In order for you to fully grasp why I am so excited about it, I need to explain my background – being a “coloured” Zimbabwean. (To my American and UK friends, this is not a derogatory word, but rather a classification of my culture and heritage) You see, coloured in Africa means that somewhere down the blood line two completely different races – in a male and female – got together and produced what we now term the “coloured” part of Southern Africa. We have since developed our own way of doing many different things by taking various elements of the cultures we heir from. For example: I will eat Pap (Sadza) and stew with my hands, because it is culturally done in the Ndebele part of my heritage where as I will also have a proper cup of Tea, with buttered sliced toast – due to the Irish/Dutch/British heritage I’ve gained. Oh, and let’s just mix it up even more – because I have Malay culture in me as well, so there’s nothing better than a Koeksister, Hot and dripping with syrup and coconut…….. yup, just lick your fingers and imagine it peeps. (ooooh, the sugar rush)
These are really poor examples and it would take forever to delve into other more descriptive cultural habits. Anyway, there is a lot that I learned about the Ndebele heritage I grew up with. So when we were driving my Dad was pointing out various pin points in that culture. One of which was called “Ntabazinduna” which means ‘Mountain of chiefs’.

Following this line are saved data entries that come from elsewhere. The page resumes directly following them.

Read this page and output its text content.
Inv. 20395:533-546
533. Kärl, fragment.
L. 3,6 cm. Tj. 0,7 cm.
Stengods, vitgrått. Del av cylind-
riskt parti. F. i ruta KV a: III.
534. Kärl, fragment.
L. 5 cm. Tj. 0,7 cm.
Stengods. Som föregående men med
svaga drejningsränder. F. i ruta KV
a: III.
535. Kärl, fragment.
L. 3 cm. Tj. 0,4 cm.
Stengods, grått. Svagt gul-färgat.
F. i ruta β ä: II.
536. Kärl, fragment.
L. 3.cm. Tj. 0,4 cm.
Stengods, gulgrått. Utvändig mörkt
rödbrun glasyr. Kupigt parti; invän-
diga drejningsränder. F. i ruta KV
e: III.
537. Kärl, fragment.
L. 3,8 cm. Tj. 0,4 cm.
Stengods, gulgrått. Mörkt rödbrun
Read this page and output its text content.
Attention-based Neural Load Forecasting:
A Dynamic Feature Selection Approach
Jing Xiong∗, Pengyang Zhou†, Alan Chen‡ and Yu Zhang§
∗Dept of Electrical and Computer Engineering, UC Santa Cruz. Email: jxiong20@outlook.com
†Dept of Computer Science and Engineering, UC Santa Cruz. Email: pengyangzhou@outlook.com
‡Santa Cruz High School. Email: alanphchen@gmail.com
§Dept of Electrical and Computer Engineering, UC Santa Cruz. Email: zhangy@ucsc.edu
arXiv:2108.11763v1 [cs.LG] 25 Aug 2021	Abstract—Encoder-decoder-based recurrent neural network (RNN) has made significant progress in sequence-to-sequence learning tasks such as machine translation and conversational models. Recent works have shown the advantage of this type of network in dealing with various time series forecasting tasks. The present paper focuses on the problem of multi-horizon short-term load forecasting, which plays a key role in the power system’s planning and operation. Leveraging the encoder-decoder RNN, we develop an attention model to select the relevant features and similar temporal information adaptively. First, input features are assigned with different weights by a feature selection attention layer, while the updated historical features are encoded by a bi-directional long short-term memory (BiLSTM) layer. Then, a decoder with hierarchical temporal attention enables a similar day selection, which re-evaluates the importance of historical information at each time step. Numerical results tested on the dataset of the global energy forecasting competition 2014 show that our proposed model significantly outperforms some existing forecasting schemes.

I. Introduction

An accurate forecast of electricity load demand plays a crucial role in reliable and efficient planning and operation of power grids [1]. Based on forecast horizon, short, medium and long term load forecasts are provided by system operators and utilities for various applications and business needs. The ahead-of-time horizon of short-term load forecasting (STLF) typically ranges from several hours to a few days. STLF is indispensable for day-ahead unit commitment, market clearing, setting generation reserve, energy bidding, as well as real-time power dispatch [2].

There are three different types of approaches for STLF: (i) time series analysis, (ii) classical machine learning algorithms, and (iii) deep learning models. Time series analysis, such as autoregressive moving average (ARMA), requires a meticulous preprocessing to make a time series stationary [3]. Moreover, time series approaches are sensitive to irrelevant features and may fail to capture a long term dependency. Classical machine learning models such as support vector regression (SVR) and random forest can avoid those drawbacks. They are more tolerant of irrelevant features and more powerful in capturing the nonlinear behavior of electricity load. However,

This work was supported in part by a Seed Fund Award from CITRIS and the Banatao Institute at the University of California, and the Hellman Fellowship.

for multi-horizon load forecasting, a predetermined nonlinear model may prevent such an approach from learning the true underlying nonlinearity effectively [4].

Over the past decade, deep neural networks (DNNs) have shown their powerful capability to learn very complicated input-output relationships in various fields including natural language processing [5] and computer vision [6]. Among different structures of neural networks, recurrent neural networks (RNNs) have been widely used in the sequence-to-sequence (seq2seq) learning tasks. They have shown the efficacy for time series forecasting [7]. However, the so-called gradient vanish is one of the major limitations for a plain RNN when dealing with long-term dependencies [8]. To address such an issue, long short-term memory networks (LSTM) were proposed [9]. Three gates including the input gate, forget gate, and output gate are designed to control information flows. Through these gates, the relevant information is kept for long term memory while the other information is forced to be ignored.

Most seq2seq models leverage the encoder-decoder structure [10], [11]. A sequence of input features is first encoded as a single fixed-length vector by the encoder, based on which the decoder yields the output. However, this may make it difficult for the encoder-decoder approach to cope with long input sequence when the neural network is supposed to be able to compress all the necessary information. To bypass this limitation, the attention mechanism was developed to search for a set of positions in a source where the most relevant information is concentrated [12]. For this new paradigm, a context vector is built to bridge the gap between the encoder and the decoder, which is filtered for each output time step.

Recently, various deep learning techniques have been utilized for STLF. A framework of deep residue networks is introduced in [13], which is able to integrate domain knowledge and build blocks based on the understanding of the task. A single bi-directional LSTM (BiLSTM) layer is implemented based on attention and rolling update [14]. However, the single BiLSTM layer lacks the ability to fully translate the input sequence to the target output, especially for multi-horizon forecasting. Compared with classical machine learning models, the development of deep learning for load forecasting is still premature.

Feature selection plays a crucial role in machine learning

This was the place where Lobengula (a well known Ndebele chief, who – out of ignorance – signed the southern part of Zim over to the British) would gather all of his leaders to meet. Cool hey? I remember being in junior school and taking trips to various parts of Zimbabwe (Particularly this area) to learn about the way the Shona and Ndebele tribes lived and fought, and eventually lost the land to the British. I’ve taken a pic of the one turn off for two sets of Ruins that marked living spaces and village set ups back then. It was taught to us in such a healthy way that I have never felt any angst towards the British for what they did as well as disappointment in the ignorant handover.
Moving merrily along before I go into a heavy history lesson. To lighten the mood, just before we drove out of Bulawayo I got a pic of the old Drive in. It was fantastic to be able to explain to my kids what it was and how it was used back when we were growing up. They immediately wanted to go and I had to explain to them, that it was closed and also way too far from where we were going. But they loved the concept – I think I might just try and take them to one back in Cape Town.
My father told me about how they would go to their grandfather’s farm during the school holidays and would try to ride the animals there. They started on goats, as four year old boys and eventually graduated to donkeys – all of which were done bare back. Part of me grieves that my son won’t have that in his childhood memory bank. He said they would spend hours hunting birds and de-feather them themselves and cook them to eat. Honestly, that’s what boys should be doing with their spare time – if I had my way – being boys.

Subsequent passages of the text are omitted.